La Fed osserva, senza cambiare passo. Le minute del FOMC hanno confermato un dilemma aperto: inflazione ancora resistente, crescita che rallenta, mercato del lavoro in raffreddamento. Il presidente della Fed di Richmond, Barkin, ha rimesso al centro la durata dei dazi come elemento chiave per la politica monetaria. La reazione del mercato è stata netta: le probabilità di un taglio dei tassi a maggio sono crollate dal 45% al 18%, con i Fed Funds ora attesi 20 punti base più alti a fine anno.
Trump ha concesso una tregua, non ha firmato la pace. La reazione dei mercati è stata storica, ma resta tattica. La Fed osserva, ma non si sbilancia. L’Europa risponde. La Cina incassa, ma rilancia. I grandi investitori leggono in tutto questo l’inizio di un nuovo ordine commerciale, non la fine delle tensioni. Il rally? Violento, tecnico, spettacolare. Ma tutt’altro che strutturale.

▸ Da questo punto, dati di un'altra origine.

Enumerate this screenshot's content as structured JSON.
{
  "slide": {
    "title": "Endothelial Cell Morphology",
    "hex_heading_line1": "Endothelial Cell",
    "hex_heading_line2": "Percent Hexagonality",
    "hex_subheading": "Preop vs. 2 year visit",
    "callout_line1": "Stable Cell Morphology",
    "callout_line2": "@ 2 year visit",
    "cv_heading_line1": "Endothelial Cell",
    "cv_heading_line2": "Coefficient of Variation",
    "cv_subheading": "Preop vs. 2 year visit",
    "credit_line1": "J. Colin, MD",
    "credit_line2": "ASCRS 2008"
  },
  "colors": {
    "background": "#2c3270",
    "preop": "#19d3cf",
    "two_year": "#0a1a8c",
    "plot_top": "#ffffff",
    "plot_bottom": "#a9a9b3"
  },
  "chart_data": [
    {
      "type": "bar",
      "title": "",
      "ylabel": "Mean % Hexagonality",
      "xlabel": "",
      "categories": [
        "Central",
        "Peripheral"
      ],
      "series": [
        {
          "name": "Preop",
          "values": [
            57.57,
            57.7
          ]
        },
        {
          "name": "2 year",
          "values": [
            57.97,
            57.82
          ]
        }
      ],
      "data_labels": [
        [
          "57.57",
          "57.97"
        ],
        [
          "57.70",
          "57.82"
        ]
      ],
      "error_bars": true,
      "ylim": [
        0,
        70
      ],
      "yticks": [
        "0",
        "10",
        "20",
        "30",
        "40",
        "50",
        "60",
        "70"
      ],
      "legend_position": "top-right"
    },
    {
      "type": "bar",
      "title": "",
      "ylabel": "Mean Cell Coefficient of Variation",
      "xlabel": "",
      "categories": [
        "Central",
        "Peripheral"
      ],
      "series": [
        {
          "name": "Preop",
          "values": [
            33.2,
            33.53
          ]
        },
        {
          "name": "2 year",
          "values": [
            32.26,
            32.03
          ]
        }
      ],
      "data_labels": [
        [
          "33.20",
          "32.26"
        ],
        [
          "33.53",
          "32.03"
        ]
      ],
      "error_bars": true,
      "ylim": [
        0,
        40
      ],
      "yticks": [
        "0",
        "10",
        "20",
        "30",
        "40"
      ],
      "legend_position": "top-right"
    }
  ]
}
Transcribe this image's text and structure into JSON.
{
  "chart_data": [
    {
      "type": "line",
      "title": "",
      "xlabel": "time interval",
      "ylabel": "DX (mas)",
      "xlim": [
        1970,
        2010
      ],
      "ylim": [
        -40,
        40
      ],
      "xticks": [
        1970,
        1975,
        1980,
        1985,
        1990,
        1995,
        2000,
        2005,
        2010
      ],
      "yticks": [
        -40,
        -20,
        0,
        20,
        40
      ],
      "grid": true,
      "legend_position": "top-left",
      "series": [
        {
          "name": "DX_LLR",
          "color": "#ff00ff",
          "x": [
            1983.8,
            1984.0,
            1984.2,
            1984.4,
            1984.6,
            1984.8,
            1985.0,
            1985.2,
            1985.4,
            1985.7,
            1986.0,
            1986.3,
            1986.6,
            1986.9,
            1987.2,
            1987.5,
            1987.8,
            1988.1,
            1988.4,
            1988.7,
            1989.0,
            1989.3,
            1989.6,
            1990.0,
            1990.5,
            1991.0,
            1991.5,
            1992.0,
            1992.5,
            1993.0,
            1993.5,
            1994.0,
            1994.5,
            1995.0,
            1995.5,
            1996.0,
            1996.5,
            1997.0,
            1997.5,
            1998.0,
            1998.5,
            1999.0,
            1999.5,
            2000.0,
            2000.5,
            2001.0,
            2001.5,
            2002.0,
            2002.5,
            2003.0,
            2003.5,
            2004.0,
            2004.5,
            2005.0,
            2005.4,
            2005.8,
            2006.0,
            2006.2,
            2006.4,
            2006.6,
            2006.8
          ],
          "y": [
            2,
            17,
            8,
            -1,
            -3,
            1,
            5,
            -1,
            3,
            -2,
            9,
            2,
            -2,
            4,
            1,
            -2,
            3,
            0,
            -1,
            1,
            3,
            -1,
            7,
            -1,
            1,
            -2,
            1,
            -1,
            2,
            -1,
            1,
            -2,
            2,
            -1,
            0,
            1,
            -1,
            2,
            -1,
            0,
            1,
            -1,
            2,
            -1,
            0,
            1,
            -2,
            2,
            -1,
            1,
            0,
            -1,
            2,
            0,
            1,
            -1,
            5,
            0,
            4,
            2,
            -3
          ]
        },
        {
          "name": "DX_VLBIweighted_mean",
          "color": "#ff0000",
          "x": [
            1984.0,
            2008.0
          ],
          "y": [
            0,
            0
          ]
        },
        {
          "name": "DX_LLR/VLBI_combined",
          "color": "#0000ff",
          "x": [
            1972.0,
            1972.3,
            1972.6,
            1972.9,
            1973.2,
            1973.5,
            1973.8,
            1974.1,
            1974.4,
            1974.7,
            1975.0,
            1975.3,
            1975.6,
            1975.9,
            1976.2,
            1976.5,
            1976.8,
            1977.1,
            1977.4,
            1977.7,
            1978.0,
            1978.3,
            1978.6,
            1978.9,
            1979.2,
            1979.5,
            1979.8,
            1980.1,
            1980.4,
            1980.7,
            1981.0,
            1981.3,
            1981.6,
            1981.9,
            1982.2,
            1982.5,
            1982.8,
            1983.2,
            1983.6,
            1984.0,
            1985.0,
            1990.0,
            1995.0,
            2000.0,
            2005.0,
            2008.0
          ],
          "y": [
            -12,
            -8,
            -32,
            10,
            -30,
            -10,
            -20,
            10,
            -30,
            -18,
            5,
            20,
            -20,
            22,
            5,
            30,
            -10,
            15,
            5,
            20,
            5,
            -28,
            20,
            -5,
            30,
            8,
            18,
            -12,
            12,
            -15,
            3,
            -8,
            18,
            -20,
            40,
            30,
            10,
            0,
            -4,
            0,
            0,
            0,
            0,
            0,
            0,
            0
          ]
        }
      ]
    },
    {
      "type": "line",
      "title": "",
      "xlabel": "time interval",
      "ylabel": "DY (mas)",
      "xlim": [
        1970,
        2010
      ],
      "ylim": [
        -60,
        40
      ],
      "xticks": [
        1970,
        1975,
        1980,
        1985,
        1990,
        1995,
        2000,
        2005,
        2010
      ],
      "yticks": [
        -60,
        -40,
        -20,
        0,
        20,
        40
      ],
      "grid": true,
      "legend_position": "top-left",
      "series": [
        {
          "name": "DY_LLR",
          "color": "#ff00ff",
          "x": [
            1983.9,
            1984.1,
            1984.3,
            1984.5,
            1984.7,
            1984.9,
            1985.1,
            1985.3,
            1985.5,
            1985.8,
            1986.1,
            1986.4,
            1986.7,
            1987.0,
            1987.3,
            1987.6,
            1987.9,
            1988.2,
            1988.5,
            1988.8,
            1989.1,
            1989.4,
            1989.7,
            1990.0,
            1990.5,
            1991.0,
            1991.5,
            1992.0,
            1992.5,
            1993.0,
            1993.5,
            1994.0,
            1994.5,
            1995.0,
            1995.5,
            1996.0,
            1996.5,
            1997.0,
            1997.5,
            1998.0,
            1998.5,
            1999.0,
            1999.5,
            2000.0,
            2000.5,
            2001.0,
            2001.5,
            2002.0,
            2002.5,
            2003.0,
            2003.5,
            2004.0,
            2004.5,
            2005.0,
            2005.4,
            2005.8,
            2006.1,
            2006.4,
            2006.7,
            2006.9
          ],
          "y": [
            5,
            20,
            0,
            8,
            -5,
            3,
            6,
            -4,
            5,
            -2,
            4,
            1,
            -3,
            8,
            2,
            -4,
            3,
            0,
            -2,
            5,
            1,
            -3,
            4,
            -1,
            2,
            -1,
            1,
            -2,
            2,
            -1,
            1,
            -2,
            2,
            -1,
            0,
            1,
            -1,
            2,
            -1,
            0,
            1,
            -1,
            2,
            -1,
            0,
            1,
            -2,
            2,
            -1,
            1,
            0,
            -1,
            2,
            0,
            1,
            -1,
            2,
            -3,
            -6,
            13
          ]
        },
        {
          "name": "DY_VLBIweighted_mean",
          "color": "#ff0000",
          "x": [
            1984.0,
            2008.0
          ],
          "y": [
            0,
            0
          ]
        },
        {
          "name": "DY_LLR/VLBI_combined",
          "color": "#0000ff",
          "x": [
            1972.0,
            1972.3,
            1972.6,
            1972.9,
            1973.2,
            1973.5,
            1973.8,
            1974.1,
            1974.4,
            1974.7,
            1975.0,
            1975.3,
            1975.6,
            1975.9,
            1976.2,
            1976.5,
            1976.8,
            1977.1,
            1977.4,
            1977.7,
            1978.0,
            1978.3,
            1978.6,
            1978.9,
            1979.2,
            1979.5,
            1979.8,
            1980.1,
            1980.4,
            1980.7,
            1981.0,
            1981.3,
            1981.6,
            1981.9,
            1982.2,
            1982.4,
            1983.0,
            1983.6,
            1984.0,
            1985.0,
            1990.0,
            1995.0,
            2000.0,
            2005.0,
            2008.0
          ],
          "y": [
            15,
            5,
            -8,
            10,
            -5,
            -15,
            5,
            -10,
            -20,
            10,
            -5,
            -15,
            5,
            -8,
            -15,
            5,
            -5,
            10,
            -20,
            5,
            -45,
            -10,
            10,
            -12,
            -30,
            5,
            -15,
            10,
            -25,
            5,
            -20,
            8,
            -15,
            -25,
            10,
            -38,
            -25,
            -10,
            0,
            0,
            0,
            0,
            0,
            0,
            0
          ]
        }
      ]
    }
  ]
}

Inflazione: numeri in arrivo, ma con ritardo
Oggi escono i dati sul CPI di marzo: atteso un rallentamento dell’headline al 2,6% e del core al 3%. Ma i nuovi dazi sono entrati in vigore il 9 aprile: l’impatto si vedrà solo nei prossimi mesi. Nel frattempo, il breakeven a 10 anni è sceso sotto il 2,3%, vicino alla media triennale. Segnale che il mercato non teme una spirale inflattiva, ma anzi considera più probabile un rallentamento della crescita.